Hab ich gerade irgendwie aus Zufall entdeckt: Die „Rote Raupe“-Mixtapes. Gratis Musik für etwa, um mal ein Klischee zu bemühen, den Nachmittag am See. Vielleicht auch: Weinend in der Ecke kauern. Auf der letzten, nämlich der vierten Ausgabe befinden sich u.A. der große Mr. clickclickdecker, die Lokalmatadore delbo, die immer so seltsame Texte haben, Home of the Lame, mit denen bzw. dem man oasisUK feucht im Schritt kriegt und Tom Liwas prachtvolles „Für die linke Spur zu langsam“. Hör mal, wie schön das ist:

[audio:http://www.stadtphilosoph.de/tomliwa_fuerdielinkespur.mp3]

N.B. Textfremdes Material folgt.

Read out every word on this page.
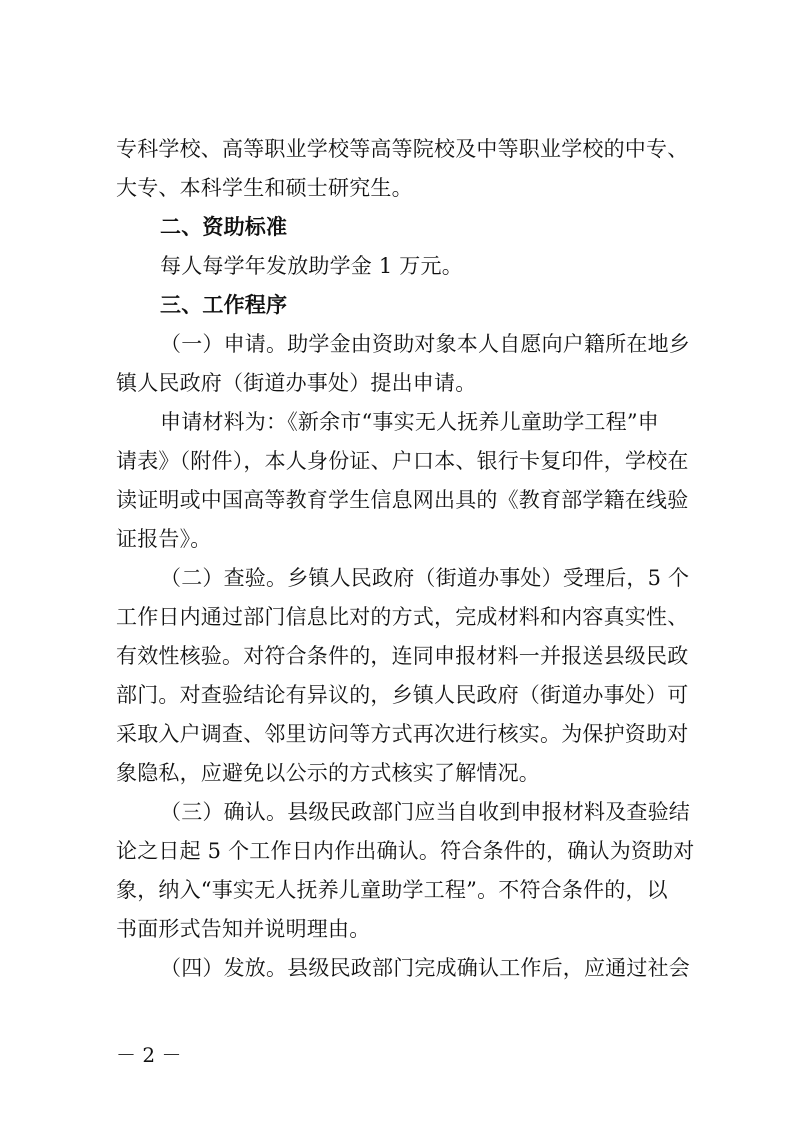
专科学校、高等职业学校等高等院校及中等职业学校的中专、
大专、本科学生和硕士研究生。
二、资助标准
每人每学年发放助学金 1 万元。
三、工作程序
（一）申请。助学金由资助对象本人自愿向户籍所在地乡
镇人民政府（街道办事处）提出申请。
申请材料为：《新余市“事实无人抚养儿童助学工程”申
请表》（附件），本人身份证、户口本、银行卡复印件，学校在
读证明或中国高等教育学生信息网出具的《教育部学籍在线验
证报告》。
（二）查验。乡镇人民政府（街道办事处）受理后，5 个
工作日内通过部门信息比对的方式，完成材料和内容真实性、
有效性核验。对符合条件的，连同申报材料一并报送县级民政
部门。对查验结论有异议的，乡镇人民政府（街道办事处）可
采取入户调查、邻里访问等方式再次进行核实。为保护资助对
象隐私，应避免以公示的方式核实了解情况。
（三）确认。县级民政部门应当自收到申报材料及查验结
论之日起 5 个工作日内作出确认。符合条件的，确认为资助对
象，纳入“事实无人抚养儿童助学工程”。不符合条件的，以
书面形式告知并说明理由。
（四）发放。县级民政部门完成确认工作后，应通过社会
－ 2 －
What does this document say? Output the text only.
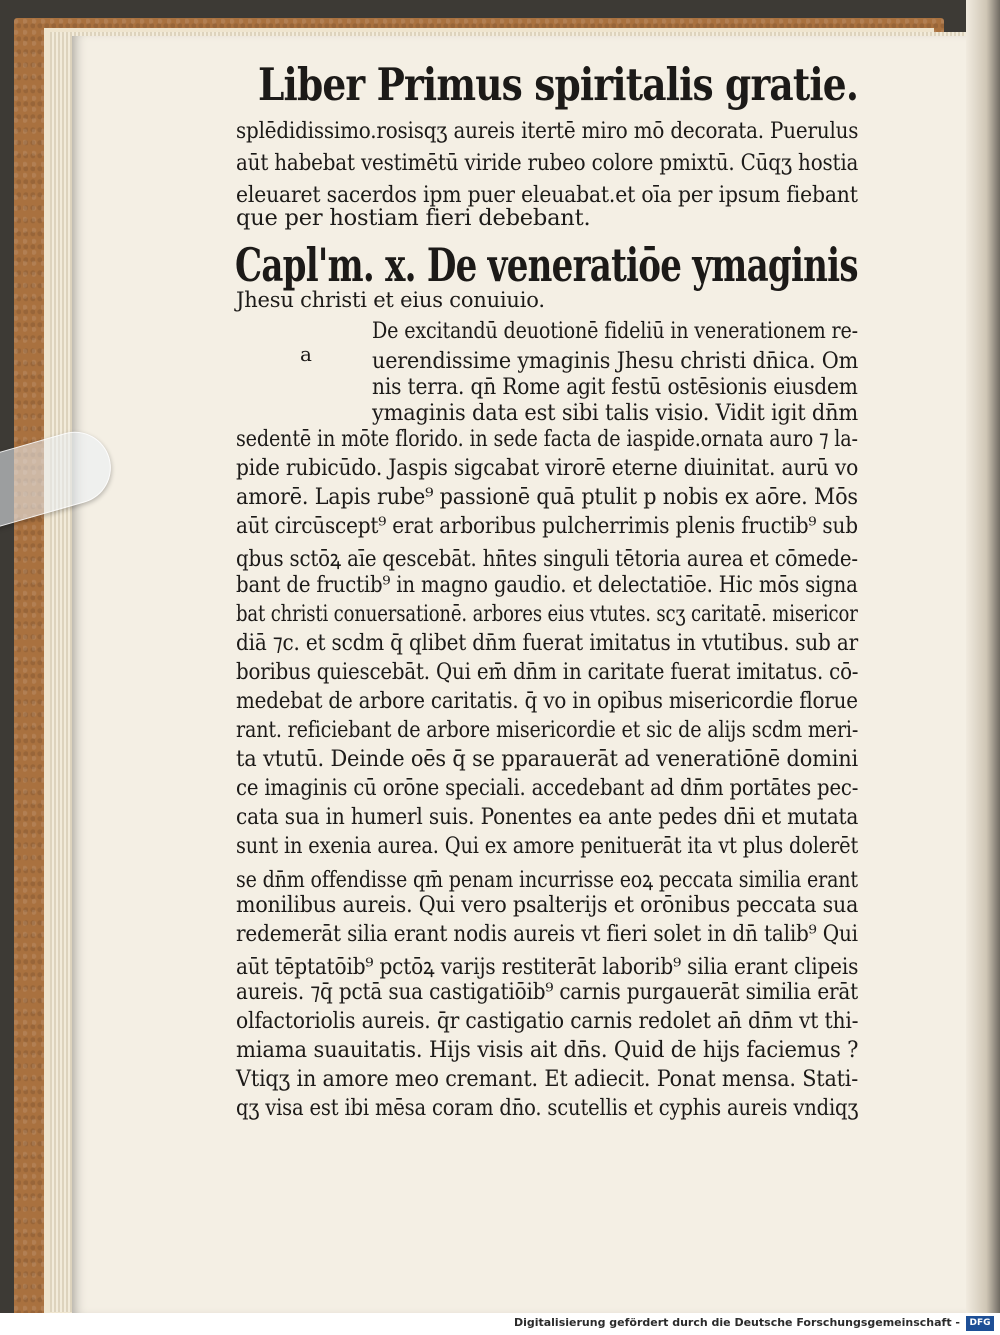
Liber Primus spiritalis gratie.
splēdidissimo.rosisqʒ aureis itertē miro mō decorata. Puerulus
aūt habebat vestimētū viride rubeo colore pmixtū. Cūqʒ hostia
eleuaret sacerdos ipm puer eleuabat.et oīa per ipsum fiebant
que per hostiam fieri debebant.
Capl'm. x. De veneratiōe ymaginis
Jhesu christi et eius conuiuio.
a
De excitandū deuotionē fideliū in venerationem re-
uerendissime ymaginis Jhesu christi dn̄ica. Om
nis terra. qn̄ Rome agit festū ostēsionis eiusdem
ymaginis data est sibi talis visio. Vidit igit dn̄m
sedentē in mōte florido. in sede facta de iaspide.ornata auro ⁊ la-
pide rubicūdo. Jaspis sigcabat virorē eterne diuinitat. aurū vo
amorē. Lapis rube⁹ passionē quā ptulit p nobis ex aōre. Mōs
aūt circūscept⁹ erat arboribus pulcherrimis plenis fructib⁹ sub
qbus sctōꝝ aīe qescebāt. hn̄tes singuli tētoria aurea et cōmede-
bant de fructib⁹ in magno gaudio. et delectatiōe. Hic mōs signa
bat christi conuersationē. arbores eius vtutes. scʒ caritatē. misericor
diā ⁊c. et scdm q̄ qlibet dn̄m fuerat imitatus in vtutibus. sub ar
boribus quiescebāt. Qui em̄ dn̄m in caritate fuerat imitatus. cō-
medebat de arbore caritatis. q̄ vo in opibus misericordie florue
rant. reficiebant de arbore misericordie et sic de alijs scdm meri-
ta vtutū. Deinde oēs q̄ se pparauerāt ad veneratiōnē domini
ce imaginis cū orōne speciali. accedebant ad dn̄m portātes pec-
cata sua in humerl suis. Ponentes ea ante pedes dn̄i et mutata
sunt in exenia aurea. Qui ex amore penituerāt ita vt plus dolerēt
se dn̄m offendisse qm̄ penam incurrisse eoꝝ peccata similia erant
monilibus aureis. Qui vero psalterijs et orōnibus peccata sua
redemerāt silia erant nodis aureis vt fieri solet in dn̄ talib⁹ Qui
aūt tēptatōib⁹ pctōꝝ varijs restiterāt laborib⁹ silia erant clipeis
aureis. ⁊q̄ pctā sua castigatiōib⁹ carnis purgauerāt similia erāt
olfactoriolis aureis. q̄r castigatio carnis redolet an̄ dn̄m vt thi-
miama suauitatis. Hijs visis ait dn̄s. Quid de hijs faciemus ?
Vtiqʒ in amore meo cremant. Et adiecit. Ponat mensa. Stati-
qʒ visa est ibi mēsa coram dn̄o. scutellis et cyphis aureis vndiqʒ
Digitalisierung gefördert durch die Deutsche Forschungsgemeinschaft -	DFG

Apropos Weinend in der Ecke kauern: Da war heute ein Pärchen, die saßen auf der Treppe neben der Sparkasse, sie weinte und er tröstete sie. Wir fragten uns im Geheimen nach dem Grund für ihre Traurigkeit, wie man das eben so macht. Verlässt er sie? War etwa einer gestorben? Vielleicht haben sie kein Geld mehr? Meinte S so: „Vielleicht muss er in den Krieg.“ Stimmt, denk ich noch, das kann’s ja heutzutage auch sein.